Binance Admits Compliance Control Shortcomings
Binance, in an official press statement, accepted responsibility for lacking adequate compliance controls during its initial launch, acknowledging that it should have adapted to the growing scale of the company sooner.
Zhao’s Continued Involvement and Leadership Change at Binance
Despite resigning as CEO, Zhao will remain the majority shareholder of Binance and will serve as a resource for consultation on historical aspects of the business. Richard Teng, a Binance executive, is set to succeed Zhao as the new CEO.
Legal Proceedings and Unprecedented Corporate Penalty
As part of the settlement, Zhao pleaded guilty to anti-money laundering and sanctions violations in federal court in Seattle. The Department of Justice, Commodities Futures Trading Commission, and the Department of Treasury’s Financial Crimes Enforcement Network and Office of Foreign Assets Control were involved. The Treasury Department emphasized the unprecedented nature of the action, citing Binance’s failure to prevent and report suspicious transactions related to terrorist organizations.

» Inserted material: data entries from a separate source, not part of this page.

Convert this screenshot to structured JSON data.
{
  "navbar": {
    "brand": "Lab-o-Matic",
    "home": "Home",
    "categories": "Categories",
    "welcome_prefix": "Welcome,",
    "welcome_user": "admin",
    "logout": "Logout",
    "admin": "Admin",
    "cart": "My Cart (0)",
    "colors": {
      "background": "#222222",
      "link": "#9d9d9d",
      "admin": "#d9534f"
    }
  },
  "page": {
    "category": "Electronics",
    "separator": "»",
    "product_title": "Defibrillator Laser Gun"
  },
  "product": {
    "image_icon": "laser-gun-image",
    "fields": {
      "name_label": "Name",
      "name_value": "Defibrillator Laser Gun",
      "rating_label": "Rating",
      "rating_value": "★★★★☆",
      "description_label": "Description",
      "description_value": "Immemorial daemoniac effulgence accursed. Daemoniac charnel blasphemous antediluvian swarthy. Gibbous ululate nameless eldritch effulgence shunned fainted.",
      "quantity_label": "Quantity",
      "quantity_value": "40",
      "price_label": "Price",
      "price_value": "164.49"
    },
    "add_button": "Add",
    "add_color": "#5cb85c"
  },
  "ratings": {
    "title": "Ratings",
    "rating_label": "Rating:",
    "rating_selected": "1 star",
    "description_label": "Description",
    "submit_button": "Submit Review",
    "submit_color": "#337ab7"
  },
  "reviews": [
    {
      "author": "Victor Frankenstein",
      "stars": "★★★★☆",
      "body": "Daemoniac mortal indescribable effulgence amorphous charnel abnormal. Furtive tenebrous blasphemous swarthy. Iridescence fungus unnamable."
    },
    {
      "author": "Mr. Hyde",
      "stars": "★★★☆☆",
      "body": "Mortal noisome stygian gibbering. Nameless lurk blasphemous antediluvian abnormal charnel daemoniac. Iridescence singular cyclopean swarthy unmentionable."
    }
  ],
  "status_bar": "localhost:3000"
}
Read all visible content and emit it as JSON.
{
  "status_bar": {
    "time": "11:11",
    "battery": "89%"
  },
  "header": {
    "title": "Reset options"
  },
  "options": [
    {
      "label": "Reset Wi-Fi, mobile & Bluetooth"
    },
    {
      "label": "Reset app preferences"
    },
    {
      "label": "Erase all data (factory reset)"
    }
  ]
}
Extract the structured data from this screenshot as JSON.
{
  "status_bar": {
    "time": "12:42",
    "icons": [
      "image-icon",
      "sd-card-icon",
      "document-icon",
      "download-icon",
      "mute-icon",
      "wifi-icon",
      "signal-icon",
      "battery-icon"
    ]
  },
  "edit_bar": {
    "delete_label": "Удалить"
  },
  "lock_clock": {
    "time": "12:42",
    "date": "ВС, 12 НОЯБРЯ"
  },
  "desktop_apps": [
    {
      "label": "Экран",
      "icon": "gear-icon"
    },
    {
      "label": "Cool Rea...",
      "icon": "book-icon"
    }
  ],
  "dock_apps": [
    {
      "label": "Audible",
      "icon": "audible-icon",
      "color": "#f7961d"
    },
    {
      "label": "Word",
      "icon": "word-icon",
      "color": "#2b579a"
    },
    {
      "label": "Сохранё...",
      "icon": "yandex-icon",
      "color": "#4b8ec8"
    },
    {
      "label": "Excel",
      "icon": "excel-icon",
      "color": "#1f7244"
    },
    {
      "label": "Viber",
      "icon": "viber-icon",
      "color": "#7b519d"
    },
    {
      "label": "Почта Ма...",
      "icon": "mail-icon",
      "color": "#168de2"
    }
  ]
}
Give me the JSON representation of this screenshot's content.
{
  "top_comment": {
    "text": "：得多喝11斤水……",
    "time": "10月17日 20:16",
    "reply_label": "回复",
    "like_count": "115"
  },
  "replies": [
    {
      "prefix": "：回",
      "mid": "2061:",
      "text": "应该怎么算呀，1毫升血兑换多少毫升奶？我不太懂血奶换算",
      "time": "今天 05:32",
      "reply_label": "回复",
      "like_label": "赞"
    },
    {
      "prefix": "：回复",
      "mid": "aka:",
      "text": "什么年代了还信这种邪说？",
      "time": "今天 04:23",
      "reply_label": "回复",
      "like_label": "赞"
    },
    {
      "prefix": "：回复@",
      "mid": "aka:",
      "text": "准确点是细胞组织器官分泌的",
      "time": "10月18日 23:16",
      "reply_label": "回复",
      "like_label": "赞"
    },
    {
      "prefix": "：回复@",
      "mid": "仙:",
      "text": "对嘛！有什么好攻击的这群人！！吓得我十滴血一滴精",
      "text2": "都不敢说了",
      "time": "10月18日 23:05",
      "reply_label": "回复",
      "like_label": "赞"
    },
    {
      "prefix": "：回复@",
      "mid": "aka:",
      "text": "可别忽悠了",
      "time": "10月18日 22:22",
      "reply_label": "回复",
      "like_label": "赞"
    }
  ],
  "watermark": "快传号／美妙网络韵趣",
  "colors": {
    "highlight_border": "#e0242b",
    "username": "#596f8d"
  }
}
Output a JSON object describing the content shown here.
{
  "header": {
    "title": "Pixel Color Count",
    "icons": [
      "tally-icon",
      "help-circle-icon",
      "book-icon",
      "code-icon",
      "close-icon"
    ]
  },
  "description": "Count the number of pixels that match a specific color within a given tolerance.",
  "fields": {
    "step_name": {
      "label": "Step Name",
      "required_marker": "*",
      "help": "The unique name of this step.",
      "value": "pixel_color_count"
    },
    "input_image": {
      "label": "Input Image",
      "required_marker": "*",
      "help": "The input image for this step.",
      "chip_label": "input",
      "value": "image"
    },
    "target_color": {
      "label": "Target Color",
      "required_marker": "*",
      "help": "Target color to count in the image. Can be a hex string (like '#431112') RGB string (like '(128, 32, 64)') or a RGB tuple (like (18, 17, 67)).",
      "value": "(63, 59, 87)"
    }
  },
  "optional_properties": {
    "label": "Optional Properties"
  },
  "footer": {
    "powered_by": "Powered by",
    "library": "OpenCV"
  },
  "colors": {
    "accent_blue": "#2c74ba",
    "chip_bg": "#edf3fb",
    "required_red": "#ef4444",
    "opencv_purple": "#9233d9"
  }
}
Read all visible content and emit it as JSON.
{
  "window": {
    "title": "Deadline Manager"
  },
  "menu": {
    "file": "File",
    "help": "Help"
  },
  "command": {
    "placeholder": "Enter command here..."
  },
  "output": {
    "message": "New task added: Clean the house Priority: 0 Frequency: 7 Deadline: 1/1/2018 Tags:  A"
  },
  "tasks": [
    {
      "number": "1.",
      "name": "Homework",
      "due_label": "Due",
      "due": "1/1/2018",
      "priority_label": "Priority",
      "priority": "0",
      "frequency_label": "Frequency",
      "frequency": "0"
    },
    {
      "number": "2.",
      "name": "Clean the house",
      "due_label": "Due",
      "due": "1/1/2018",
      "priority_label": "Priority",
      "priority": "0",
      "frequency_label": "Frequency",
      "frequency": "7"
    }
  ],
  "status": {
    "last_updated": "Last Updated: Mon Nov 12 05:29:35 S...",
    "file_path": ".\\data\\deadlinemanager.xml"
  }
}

Ramifications and Industry Response
The settlement includes a $3.4 billion penalty to FinCEN and $968 million to OFAC, with additional compliance requirements and a five-year monitorship. Binance’s neglect of legal obligations has been criticized for allowing funds to flow to terrorists, cybercriminals, and child abusers. Coinbase CEO Brian Armstrong sees this development as an opportunity for the industry to turn a new chapter, expressing hope that it will lead to increased regulatory clarity.